自從他們的兒子被抓,這可把他們給愁壞了,吃也吃不好,誰也睡不好。
半夜總是被嚇醒,夢見他們遍體鱗傷,聲嘶力竭在呼喊著救命。
幾人一商議,打算來城防營替他們求情,只要不殺頭不坐牢,其他的都好說。
他們也不過就是瀟湘會最外圍的成員,除了掛上一個名頭之外,其餘的壓根都不知道。
生怕雲玄來一個殺雞儆猴,到時候他們可就斷了香火,沒臉下去見列祖列宗。
“他們的事本王已經知曉,說不上有什麼大罪,但想要三言兩語就想將他們跟瀟湘會摘除掉關係,那你們就失望了”。
聞言,六人瞳孔一震,互相對視一樣,有些驚訝。
本以為還需要花費一番口舌,甚至都做好破財消災的準備,可沒想到雲玄居然如此痛快。
這讓他們一時有些手足無措,準備好的說辭在這一刻統統排不上用場。
“王爺說的是,這些臭小子不明是非,居然被人幾句話就給騙了,讓他們吃吃苦也是應該的。

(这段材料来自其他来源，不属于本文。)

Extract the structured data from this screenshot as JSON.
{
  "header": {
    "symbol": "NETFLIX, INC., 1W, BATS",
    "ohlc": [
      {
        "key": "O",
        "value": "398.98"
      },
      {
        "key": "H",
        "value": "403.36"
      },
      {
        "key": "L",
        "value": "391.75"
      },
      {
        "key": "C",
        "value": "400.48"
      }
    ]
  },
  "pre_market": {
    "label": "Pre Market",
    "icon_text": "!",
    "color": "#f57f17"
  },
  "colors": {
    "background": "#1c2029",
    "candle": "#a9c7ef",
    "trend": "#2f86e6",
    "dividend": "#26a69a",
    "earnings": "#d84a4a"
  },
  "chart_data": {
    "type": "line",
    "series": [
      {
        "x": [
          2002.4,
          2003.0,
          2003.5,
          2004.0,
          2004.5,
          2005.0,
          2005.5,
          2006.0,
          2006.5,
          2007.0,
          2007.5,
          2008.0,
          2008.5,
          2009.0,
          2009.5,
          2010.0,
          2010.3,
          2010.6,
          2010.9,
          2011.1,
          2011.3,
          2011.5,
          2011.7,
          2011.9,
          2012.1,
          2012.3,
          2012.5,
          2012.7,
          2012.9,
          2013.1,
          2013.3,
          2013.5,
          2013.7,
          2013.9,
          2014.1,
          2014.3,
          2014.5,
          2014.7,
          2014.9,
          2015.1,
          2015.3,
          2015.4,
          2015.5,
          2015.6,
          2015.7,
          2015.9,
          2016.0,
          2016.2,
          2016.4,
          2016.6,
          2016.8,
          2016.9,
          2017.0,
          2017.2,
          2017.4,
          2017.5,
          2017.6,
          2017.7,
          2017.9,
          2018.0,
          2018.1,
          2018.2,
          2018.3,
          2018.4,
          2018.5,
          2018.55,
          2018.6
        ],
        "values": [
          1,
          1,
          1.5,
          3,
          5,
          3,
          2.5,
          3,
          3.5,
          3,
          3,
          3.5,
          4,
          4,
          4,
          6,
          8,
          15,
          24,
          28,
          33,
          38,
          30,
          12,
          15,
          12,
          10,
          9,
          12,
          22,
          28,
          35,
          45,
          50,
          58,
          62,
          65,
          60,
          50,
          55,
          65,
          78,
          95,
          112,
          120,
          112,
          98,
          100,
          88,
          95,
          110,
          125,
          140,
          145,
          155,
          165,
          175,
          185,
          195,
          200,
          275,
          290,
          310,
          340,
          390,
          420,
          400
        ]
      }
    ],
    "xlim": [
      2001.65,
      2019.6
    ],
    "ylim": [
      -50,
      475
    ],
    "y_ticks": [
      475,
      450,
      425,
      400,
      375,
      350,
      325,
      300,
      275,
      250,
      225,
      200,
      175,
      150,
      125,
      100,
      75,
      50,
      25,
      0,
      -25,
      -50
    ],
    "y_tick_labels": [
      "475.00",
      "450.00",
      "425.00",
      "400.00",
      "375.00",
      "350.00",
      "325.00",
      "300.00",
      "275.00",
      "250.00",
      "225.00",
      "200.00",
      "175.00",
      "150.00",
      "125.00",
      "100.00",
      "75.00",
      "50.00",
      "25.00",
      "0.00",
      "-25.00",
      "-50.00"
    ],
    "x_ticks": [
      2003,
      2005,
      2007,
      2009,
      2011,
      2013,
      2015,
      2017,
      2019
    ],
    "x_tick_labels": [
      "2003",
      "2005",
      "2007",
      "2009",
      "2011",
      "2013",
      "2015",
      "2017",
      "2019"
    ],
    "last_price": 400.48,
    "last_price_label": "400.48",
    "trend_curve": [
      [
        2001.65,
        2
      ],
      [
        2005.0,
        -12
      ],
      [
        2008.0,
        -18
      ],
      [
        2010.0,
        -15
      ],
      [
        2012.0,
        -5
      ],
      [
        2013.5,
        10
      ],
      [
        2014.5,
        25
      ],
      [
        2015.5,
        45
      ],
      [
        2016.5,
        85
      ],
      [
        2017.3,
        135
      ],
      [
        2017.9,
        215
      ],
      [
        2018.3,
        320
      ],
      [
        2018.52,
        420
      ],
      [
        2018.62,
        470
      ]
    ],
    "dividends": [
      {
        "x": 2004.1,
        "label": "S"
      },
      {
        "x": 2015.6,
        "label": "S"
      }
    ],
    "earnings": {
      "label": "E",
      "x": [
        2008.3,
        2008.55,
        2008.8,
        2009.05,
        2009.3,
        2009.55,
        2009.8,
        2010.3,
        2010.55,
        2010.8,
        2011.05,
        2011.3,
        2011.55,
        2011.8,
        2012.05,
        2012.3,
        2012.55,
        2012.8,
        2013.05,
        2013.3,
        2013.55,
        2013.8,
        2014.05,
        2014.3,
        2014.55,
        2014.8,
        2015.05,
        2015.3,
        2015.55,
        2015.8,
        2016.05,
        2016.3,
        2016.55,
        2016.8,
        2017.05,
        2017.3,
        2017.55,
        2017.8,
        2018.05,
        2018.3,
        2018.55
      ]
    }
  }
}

只是不知道他們是什麼時候能放出來,王爺放心,等回到府邸我等一定好好教訓犬子,讓他知曉善惡,明是非”。
其中一個男子恭敬說道。
“不急,做錯事就要收到懲罰,先讓他們在大牢裡面呆上一段時間,看他們表現再說”。
瞧了一看說話之人,不愧是做生意的,這腦袋瓜子就是轉的快。
“這個……”
六人在此慌張起來,就怕聽見到時候再說這幾個字。
變數太大了,他們也是做生意之人,自然知曉這句話的含義。
他們此行要的是一個確切的回覆,而不是泛泛而談。
“我等聽說王爺為了幫助國都的乞丐,讓他們能夠自食其力,不惜耗費大量的人力物力財力。
在城外西郊購買一塊荒地讓他們開墾,王爺的大義讓我等敬佩。
我們這些人別的能耐沒有,唯一能表達心意的只有一些銀兩,我們願意捐出一些銀兩來幫助這些乞丐“
“對對,沒錯,王爺此舉乃是大善,我等佩服得五體投地,合計之後打算聊表心意,也算給那些不屑得臭小子贖罪”
“沒錯……”
幾人附議著。
聞言,雲玄眼前一亮,嘴角彎起,剛才還在思考如何處理那幾個人。
沒想到被他們這麼一說,倒還真是想出一個辦法來。